Figure 10-1 Model of Network Measurement
The objective of this model is to provide a framework for asking questions, rather than providing answers. At each of the intersections, there are a series of questions that can be asked, and a set of measurement techniques that will provide the answers. Along the bottom are different physical
locations within the network, and along the right are different protocol
layers. The key point is to determine which of these intersections need to be measured and how each measurement should be taken. Let’s examine some of these intersections to see how this works.
End-to-End/Network
For any given path taken by traffic through the network, the end-to-end performance of the network protocol (IPv4 or IPv6 in most cases) can be measured in a number of ways. For instance, the end-to-end delay, jitter, bandwidth, round-trip time, reachability, and packet loss can all be measured for each IP path through the network. Ways in which you might measure this information include the following:
Generating traffic along a given path and measuring the various parameters for the generated flow. This has the advantage of providing measurement traffic on demand, but it has the disadvantages of measuring traffic that’s not real and adding
additional load to the network. A number of management software and network testing packages can produce traffic flows with
specific characteristics for measuring the performance of an end-to-end path through a network; IP/SLA is one example.
Passively measuring traffic generated by applications already running on the network. The advantages are that you’re
measuring real traffic and you’re not adding additional load to the network. The disadvantage is that real application traffic might not always be available. NetFlow is probably the best known example of a measurement protocol in this area, although a number of other options might be viable in very narrow situations, such as logged access lists.
Interface/Transport
Every hop a transport layer packet, such as a Transmission Control Protocol (TCP) segment, passes through, must pass through a pair of interfaces. Each of these interfaces interacts with the packet through queuing, drops,
serialization delay, and other factors. Each of these factors should (though they can’t always), in turn, be measured in some way—normally through device-levelshow commands, information retrieved through SNMP or NETCONF, or some other mechanism.
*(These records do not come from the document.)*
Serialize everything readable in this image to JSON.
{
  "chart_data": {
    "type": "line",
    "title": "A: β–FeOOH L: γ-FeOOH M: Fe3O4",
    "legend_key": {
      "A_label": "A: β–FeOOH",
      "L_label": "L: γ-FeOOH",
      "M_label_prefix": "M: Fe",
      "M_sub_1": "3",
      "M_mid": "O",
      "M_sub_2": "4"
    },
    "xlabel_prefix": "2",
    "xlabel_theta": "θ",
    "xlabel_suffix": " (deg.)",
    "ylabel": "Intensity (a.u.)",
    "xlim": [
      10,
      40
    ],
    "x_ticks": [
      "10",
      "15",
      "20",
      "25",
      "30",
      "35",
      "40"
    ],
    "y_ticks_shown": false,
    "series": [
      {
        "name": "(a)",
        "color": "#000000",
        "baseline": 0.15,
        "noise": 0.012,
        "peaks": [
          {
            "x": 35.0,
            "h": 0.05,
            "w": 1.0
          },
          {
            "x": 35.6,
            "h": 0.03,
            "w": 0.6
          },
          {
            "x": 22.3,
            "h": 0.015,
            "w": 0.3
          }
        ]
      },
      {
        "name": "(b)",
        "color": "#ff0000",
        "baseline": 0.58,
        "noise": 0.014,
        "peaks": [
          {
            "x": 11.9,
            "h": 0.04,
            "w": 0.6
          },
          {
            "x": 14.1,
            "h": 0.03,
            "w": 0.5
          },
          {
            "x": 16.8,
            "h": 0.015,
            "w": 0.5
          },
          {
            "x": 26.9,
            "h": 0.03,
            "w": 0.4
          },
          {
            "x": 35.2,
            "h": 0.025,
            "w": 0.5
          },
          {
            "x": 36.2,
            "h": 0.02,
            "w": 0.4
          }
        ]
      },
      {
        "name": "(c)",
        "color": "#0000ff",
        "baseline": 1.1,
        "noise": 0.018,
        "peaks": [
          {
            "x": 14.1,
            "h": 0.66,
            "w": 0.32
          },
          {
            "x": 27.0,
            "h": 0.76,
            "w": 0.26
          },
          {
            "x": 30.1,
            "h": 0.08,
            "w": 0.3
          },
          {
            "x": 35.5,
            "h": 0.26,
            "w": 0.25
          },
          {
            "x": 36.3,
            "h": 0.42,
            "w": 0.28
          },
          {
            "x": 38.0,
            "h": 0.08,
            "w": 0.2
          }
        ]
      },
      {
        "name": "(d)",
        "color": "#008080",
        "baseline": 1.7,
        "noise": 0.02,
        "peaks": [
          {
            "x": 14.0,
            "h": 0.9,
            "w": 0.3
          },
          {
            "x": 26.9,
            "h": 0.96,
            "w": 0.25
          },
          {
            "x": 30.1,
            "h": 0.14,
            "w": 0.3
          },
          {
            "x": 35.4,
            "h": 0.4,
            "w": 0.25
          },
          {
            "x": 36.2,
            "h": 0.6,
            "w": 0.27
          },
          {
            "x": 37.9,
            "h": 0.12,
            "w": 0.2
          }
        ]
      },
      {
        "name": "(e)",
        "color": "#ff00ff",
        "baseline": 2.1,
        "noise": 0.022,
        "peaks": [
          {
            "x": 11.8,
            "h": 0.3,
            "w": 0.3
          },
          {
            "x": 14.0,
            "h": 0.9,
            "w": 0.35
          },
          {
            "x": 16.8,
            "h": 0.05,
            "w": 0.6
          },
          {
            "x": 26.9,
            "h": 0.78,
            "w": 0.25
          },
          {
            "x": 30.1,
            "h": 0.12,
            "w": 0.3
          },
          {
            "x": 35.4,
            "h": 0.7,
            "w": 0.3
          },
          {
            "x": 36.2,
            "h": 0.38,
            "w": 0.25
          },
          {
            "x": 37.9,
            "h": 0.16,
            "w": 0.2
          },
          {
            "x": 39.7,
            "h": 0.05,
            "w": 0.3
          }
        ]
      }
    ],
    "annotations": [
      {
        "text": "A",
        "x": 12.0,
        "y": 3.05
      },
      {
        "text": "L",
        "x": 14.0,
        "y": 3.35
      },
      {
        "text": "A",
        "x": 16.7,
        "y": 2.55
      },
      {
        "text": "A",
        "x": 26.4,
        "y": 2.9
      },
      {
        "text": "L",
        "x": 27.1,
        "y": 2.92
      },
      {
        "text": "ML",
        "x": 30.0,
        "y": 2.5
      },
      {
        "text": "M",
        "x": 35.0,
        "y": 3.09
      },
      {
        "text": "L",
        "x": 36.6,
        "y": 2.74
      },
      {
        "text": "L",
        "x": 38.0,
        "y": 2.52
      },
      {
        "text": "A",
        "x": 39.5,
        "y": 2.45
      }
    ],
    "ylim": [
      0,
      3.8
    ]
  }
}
Failure Domain/Control Plane
The most crucial area in which control plane performance needs to be examined is not end-to-end, at the network level, but within each failure domain. Understanding the amount of time it takes for a routing protocol to converge around a failed link within each specific failure domain can expose which failure domains are likely too large, or poorly designed, and which can be expanded in scope and size with minimal risk.
Most of the measurements taken here are going to (necessarily) be from Simple Network Management Protocol (SNMP), the Network Configuration Protocol (NETCONF), show commands, and other “white box”
measurements. There are techniques to determine when an OSPF router has converged from within the protocol itself (see RFC 4061, RFC 4062, and RFC 4063), but these techniques are not widely deployed by testing equipment vendors. So long as information in these areas is available directly from the
devices, there is little reason to add the complexity of “off box
measurements,” unless there’s some specific situation that requires it.
Network engineers should primarily examine the amount of time required to calculate new routing information after a link or device changes state
(remembering there are four steps to this process—see Chapter 8,
“Weathering Storms,” for more information). Measurements should be taken both from the perspective of the network layer (IPv4 and IPv6) and from the perspective of the control plane protocols (time required to run an SPF, for instance, in an IS-IS deployment).